2013.6.7일에 작성된 것으로 해당 링크를 기준으로 작성되었다. 설정 데이터의 경우가 코드가 빠르게 진행되는터라, 문서에는 늦게 반영되는 듯 하다. 



0. Block 소개

Block은 DataBlock (64K, storage K-V), BloomBlock(128K, storage BloomFilter data), IndexBlock(128K, index datat) 로 구성되어 있다. BloomBlock과 IndexBlock은 거의 100% 사용하기 때문에 MetaBlock이라 불린다. 캐쉬된 block을 Block Cache라 하고,  read performance를 위해 존재한다. 



1. read & write buffer


http://nosql.mypopescu.com/post/18943894052/what-hbase-learned-from-the-hypertable-vs-hbase



2. http://hbase.apache.org/book/config.files.html


hfile.block.cache.size

Percentage of maximum heap (-Xmx setting) to allocate to block cache used by HFile/StoreFile. Default of 0.25 means allocate 25%. Set to 0 to disable but it's not recommended.

Default: 0.25


hbase.rs.cacheblocksonwrite

Whether an HFile block should be added to the block cache when the block is finished.

Default: false


hfile.block.index.cacheonwrite

This allows to put non-root multi-level index blocks into the block cache at the time the index is being written.

Default: false


hfile.block.bloom.cacheonwrite

Enables cache-on-write for inline blocks of a compound Bloom filter.

Default: false



3. http://hbase.apache.org/book/important_configurations.html


2.5.3.2. Disabling Blockcache

Do not turn off block cache (You'd do it by setting hbase.block.cache.size to zero). Currently we do not do well if you do this because the regionserver will spend all its time loading hfile indices over and over again. If your working set it such that block cache does you no good, at least size the block cache such that hfile indices will stay up in the cache (you can get a rough idea on the size you need by surveying regionserver UIs; you'll see index block size accounted near the top of the webpage).

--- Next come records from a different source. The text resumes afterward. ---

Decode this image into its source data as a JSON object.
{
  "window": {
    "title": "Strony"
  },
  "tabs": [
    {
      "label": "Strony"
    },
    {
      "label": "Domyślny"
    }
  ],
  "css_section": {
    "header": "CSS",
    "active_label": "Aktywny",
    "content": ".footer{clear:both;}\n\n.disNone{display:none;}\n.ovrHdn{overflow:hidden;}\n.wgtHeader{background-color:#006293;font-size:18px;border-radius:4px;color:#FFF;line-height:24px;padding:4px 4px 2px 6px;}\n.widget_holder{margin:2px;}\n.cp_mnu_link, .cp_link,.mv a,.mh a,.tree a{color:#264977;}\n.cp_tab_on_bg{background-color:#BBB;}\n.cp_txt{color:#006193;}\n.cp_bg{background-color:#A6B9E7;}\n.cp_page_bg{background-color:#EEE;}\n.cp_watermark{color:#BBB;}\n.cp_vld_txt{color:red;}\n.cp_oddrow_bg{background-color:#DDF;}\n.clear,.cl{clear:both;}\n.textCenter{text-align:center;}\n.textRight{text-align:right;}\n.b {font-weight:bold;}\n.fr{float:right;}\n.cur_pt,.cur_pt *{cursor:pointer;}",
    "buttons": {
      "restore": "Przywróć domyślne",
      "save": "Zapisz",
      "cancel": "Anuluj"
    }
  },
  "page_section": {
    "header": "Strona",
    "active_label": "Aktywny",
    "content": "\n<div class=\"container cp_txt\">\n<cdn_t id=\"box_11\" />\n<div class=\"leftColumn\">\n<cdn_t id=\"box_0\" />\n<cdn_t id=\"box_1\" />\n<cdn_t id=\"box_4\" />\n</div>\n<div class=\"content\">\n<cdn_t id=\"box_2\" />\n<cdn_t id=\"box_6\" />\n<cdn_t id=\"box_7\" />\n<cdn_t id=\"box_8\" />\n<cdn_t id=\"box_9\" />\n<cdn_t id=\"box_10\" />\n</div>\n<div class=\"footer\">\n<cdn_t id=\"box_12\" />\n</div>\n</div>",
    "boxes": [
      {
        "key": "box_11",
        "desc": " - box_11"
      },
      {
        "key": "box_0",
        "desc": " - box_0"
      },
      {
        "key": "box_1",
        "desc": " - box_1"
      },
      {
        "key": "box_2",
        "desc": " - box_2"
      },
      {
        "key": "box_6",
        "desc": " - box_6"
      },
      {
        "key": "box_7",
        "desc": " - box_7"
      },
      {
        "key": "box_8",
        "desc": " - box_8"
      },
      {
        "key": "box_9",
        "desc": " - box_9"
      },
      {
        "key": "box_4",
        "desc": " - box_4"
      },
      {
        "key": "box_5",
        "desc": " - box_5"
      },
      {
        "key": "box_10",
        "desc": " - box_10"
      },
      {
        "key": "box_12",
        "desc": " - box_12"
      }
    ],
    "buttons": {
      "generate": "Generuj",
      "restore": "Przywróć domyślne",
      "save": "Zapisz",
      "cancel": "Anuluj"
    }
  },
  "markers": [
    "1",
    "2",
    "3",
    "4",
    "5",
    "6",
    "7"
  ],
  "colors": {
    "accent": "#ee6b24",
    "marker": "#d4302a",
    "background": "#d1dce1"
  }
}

4.http://hbase.apache.org/book/regionserver.arch.html

9.6.4. Block Cache

9.6.4.1. Design

The Block Cache is an LRU cache that contains three levels of block priority to allow for scan-resistance and in-memory ColumnFamilies:

  • Single access priority: The first time a block is loaded from HDFS it normally has this priority and it will be part of the first group to be considered during evictions. The advantage is that scanned blocks are more likely to get evicted than blocks that are getting more usage.
  • Mutli access priority: If a block in the previous priority group is accessed again, it upgrades to this priority. It is thus part of the second group considered during evictions.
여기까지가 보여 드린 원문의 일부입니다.